When Oedipus killed his father and married his mother, the Greeks witnessing the event on the stage as depicted by Sophocles knew that there would be retribution. The act of marrying his mother is, as we would say, “unnatural.” In the Greek view it was a violation of what they called “Moira.” Since Oedipus was a great king, his actions resulted in cosmic imbalance (that’s right, cosmic imbalance). Things had to be set right. So while the folks sitting in the theater were horrified by what Oedipus did, they were even more concerned about how he would be punished — because he most assuredly would be punished. It was essential that the cosmic balance be restored and the only way that could possibly happen was if Oedipus were punished. It mattered not that he didn’t know his father was the man he killed on the road and the woman he subsequently married was his mother. It didn’t even matter that he fathered children by her. What mattered was that he committed a terrible wrong and it had to be set right.
Fundamentally the same notion of restoring cosmic harmony can be found in a number of Eastern religions in the notion of “karma.” It can be found in such religions as Hinduism, Buddhism, Jainism, Sikhism, Taoism, Shintoism, and Ching Hai, among others. It is a common thread running through both Eastern and Western thought for many hundreds of years. We still hear today the trite notion the “what goes around comes around.” As it happens, this is a faint echo of the deep-seated notion that wrongs will inevitably be punished.
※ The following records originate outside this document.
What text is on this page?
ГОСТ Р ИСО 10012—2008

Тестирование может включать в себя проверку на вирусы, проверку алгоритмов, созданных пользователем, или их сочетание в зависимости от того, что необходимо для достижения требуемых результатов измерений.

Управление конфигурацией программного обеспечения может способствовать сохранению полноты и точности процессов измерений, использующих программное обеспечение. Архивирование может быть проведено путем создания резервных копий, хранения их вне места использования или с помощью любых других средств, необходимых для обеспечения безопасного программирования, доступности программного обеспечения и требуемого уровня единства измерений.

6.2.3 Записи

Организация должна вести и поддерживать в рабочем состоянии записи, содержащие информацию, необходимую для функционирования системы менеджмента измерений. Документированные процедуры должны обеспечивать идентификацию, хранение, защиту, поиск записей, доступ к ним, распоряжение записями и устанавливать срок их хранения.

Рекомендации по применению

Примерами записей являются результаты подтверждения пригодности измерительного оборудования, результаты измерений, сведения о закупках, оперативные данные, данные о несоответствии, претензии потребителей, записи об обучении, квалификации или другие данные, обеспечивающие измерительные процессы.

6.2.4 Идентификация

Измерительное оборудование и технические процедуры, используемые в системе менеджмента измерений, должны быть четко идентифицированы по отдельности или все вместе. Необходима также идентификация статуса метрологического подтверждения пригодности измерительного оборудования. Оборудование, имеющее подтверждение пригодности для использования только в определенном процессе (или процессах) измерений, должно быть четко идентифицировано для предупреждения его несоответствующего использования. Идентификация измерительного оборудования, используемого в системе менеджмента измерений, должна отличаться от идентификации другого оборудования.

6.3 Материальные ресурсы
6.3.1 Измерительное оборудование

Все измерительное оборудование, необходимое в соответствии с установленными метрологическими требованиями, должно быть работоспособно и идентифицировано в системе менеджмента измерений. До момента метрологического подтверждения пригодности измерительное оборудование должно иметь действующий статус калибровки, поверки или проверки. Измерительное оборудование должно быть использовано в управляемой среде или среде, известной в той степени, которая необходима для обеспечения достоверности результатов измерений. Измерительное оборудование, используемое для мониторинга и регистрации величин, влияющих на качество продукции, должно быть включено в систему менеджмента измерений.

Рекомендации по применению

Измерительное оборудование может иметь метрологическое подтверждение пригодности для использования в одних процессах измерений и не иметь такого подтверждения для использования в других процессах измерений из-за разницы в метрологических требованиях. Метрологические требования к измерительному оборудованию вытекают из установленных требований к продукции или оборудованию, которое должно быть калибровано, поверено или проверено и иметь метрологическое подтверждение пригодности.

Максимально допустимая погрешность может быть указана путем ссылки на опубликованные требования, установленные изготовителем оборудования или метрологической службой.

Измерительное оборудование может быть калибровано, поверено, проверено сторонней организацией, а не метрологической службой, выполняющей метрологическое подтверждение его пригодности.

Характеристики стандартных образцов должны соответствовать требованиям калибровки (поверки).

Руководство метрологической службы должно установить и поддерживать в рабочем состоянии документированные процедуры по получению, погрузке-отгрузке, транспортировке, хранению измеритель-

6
For the Greeks, of course, the wrong resulted from hubris, excessive pride — not pride, per se, but excessive pride. A certain amount of pride was expected of a Greek: after all, he was a Greek and not a barbarian! But excessive pride was the essence of tragedy for the Greeks and it could be exhibited by an entire city and the results would be the same: the wrong must be set right to restore cosmic balance. Thucydides wrote a history of the war between Sparta and Athens which was lost by Athens, a tragedy according to the historian brought about as a result of excessive arrogance and pride on the part of the Athenian leaders resulting in a series of tactical blunders. Oedipus, of course, exhibited hubris because he ignored oracular warnings and arrogantly proceeded as though he were in control of his own destiny. No one is in control of his destiny, according to the ancients, not even the most powerful of men and women. Not even the gods: Moira was beyond even them.
We, of course, know better (!) We are certain that we are free and control our own destiny. And despite our lip service to karma, we don’t really take seriously the notion that wrongs will be punished — not by the courts, not by the gods, or even by powers beyond the gods, as the Greeks saw it. We know better.
Or do we? We might take a page from these ancient books of wisdom and think about hubris. There can be no question that as a nation we are arrogant and suffer from excessive (unwarranted) pride. We insist that we know how others should live their lives. And if they choose not to live the way we think they should, we feel justified in sending drones deep into their world, or fighter planes with powerful weapons designed to “take out” the enemy (and numberless innocent people cataloged as “collateral damage”). Further, in the name of “jobs” we continue to assault the earth and insist that she bend to our will and yield up all her treasure. Time will tell whether jobs are more important than stewardship of the earth, or whether we are right and everyone else is wrong — or whether the ancients were right all along and at some point cosmic balance must be restored.